To successfully fulfil the requirements of DORA, a proactive approach is crucial. Companies should carry out a comprehensive analysis promptly in order to identify and prioritise the necessary measures. Close collaboration between IT and business units is essential. The implementation and operation of the measures require continuous monitoring and regular adjustments. The support of external experts can speed up the process and ensure that all requirements are met on time.

Furthermore, it is important that companies not only fulfil the regulatory requirements, but also establish a culture of cyber security throughout the entire company. Awareness-raising and training for managers, key roles and all other employees are therefore essential to strengthen digital resilience at all levels.

DORA requires further development of the risk management system

The implementation of the Digital Operational Resilience Act (DORA), which will be mandatory from 2025, requires a comprehensive review and further development of various aspects of the risk management system. This includes in particular:

  • Risk identification and assessment: extension to digital risks and vulnerabilities.
  • Cybersecurity and technological resilience: strengthening cybersecurity measures to detect attacks and defend against digital threats such as malware and the encryption of sensitive data.
  • Emergency management and incident response: Develop effective procedures to manage digital incidents. This includes process plans for identifying, reporting and responding to digital incidents in order to be able to react quickly and in a targeted manner to acute threats.
  • Third party and supplier management: Critically reviewing third party and supplier dependencies and ensuring they fulfil DORA requirements.
  • Continuity planning and recovery: Developing robust continuity plans to ensure business continuity in the event of digital disruption or outages.
  • Monitoring and reporting: Establishing effective continuous monitoring of digital activities and risks and establishing a corresponding reporting system.
  • Communication and cooperation: Establishing mechanisms for sharing information on digital risks and disruptions with other financial institutions, supervisory authorities and relevant stakeholders.
  • Training and awareness-raising: Raising employee awareness of digital risks in order to promote conscious behaviour when handling digital systems and data.

Implement DORA with the help of PATECCO’s Risk-OptimAIzer

Risk management is nothing new, but the risk view must be extended to the corporate ecosystem. In other words, the risks that exist or arise for the company through the procurement of services must be factored in. For this purpose, we have developed a tool to implement the requirements of DORA at PATECCO. The new tool Risk-OptimAIzer is able to perform the following functions:

  • Systematic evaluation of external service providers
  • Support of the risk process through generative AI
  • Development and maintenance of suitable protective measures

PATECCO can help your company implement the DORA requirement by setting up a comprehensible IT risk management system. As a first step we create a GAP analysis of the status of your risk management in comparison to the DORA requirements and based on the results, we create a customised implementation offer.

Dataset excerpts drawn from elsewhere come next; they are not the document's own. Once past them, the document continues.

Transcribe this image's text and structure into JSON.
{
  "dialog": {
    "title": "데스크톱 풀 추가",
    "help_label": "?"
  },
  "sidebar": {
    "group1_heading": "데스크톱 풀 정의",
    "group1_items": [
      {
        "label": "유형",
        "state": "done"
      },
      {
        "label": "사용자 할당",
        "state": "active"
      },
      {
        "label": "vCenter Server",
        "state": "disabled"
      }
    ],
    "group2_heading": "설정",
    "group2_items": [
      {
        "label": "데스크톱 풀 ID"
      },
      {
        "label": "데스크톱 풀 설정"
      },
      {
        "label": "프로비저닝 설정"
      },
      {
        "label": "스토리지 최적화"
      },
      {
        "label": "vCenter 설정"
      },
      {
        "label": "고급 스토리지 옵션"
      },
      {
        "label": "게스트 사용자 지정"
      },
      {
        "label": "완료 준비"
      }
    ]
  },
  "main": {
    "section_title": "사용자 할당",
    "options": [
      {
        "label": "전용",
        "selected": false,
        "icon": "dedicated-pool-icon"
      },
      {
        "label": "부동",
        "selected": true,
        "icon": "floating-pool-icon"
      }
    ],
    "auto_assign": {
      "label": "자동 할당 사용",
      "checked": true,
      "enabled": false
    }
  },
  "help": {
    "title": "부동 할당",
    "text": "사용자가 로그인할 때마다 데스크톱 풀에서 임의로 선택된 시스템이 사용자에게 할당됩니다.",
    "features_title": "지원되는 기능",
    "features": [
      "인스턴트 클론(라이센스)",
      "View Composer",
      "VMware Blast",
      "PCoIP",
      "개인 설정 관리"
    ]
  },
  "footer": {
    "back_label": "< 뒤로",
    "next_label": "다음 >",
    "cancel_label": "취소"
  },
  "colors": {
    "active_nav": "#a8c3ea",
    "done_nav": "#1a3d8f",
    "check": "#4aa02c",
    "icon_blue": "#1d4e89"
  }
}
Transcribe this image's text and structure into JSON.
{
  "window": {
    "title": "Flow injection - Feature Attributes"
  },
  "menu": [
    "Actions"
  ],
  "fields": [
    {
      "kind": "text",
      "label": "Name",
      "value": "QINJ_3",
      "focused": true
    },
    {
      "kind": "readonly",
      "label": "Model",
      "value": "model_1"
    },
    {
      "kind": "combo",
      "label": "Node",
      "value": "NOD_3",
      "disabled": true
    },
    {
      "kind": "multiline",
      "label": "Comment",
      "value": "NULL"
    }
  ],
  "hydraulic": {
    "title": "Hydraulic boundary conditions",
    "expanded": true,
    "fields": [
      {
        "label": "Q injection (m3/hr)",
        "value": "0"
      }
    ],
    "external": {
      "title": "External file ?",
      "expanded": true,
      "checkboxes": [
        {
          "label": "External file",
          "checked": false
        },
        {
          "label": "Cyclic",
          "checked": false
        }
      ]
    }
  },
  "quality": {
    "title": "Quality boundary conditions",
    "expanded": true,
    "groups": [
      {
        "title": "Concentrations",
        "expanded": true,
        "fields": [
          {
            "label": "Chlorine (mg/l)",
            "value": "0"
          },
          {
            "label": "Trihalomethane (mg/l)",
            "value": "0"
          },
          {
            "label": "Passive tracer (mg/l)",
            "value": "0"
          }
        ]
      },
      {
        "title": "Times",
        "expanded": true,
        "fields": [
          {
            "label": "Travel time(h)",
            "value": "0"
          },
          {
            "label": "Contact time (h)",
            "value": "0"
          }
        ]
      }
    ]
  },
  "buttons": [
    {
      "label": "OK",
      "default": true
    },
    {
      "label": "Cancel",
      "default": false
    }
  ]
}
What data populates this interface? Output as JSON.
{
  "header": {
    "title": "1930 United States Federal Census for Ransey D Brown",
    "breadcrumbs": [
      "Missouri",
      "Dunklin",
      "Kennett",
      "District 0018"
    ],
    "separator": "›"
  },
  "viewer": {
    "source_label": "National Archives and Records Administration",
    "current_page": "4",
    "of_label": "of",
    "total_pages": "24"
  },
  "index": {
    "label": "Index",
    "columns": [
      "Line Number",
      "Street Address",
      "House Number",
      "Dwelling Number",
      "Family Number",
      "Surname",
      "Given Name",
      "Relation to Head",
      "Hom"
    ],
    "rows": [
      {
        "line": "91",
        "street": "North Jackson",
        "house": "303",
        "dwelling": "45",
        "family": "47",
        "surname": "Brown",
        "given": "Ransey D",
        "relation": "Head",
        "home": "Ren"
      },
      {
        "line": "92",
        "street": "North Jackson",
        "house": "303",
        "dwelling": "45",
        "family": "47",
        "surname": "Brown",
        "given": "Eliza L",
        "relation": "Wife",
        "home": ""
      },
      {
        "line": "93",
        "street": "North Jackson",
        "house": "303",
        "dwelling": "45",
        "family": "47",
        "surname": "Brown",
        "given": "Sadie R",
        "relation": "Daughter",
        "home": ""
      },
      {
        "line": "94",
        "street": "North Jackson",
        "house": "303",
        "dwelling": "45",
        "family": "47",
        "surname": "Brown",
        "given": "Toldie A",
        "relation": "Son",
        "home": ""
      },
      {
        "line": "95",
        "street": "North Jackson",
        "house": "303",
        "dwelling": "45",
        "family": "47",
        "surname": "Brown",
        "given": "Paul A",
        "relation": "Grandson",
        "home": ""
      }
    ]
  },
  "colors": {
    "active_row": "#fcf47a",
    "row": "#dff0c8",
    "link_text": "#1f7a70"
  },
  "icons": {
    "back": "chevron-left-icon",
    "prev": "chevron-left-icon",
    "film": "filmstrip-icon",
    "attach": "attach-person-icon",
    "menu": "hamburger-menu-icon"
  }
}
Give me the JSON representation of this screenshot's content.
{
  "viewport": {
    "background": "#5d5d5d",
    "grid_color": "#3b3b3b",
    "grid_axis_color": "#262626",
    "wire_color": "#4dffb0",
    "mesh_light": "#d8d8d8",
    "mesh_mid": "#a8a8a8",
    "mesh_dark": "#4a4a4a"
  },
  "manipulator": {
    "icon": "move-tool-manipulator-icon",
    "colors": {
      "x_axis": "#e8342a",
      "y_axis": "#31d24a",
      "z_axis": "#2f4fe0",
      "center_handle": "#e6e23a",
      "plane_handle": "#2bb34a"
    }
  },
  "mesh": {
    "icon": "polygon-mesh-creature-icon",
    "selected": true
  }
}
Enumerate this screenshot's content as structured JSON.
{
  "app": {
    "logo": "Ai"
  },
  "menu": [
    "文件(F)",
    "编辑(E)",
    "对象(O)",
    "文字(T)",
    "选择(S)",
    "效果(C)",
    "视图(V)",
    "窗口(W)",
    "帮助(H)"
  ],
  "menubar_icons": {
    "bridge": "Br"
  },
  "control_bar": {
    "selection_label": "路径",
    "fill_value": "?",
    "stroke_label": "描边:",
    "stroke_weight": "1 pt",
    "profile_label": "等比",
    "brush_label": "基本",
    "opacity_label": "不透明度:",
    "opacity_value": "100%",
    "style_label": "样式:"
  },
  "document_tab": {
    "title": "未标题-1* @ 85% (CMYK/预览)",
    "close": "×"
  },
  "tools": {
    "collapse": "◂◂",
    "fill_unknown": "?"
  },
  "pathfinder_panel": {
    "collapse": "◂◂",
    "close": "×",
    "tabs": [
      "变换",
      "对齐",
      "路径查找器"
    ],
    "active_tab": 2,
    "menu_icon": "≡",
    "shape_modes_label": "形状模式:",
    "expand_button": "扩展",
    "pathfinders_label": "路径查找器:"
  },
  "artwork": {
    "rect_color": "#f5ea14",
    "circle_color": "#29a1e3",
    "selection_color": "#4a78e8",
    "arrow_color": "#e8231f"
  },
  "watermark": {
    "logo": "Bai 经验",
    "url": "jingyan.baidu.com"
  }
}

By leveraging Risk-OptimAIzer, organizations can establish a structured approach to IT risk management that aligns with DORA regulations. The tool enables organizations to assess, monitor, and mitigate risks effectively, while also ensuring compliance with regulatory requirements and driving continuous improvement in software delivery performance.

The DORA Regulation is an important step towards strengthening digital resilience in the financial sector. Cybercrime remains a constantly growing threat, regardless of DORA, which is why sustainable and cyclical cybersecurity planning is necessary. With an early and strategic approach, companies can strengthen their digital resilience and effectively protect themselves against cyberattacks. The implementation of DORA should not be seen as an obligation, but as an opportunity to sustainably strengthen security and resilience to digital risks.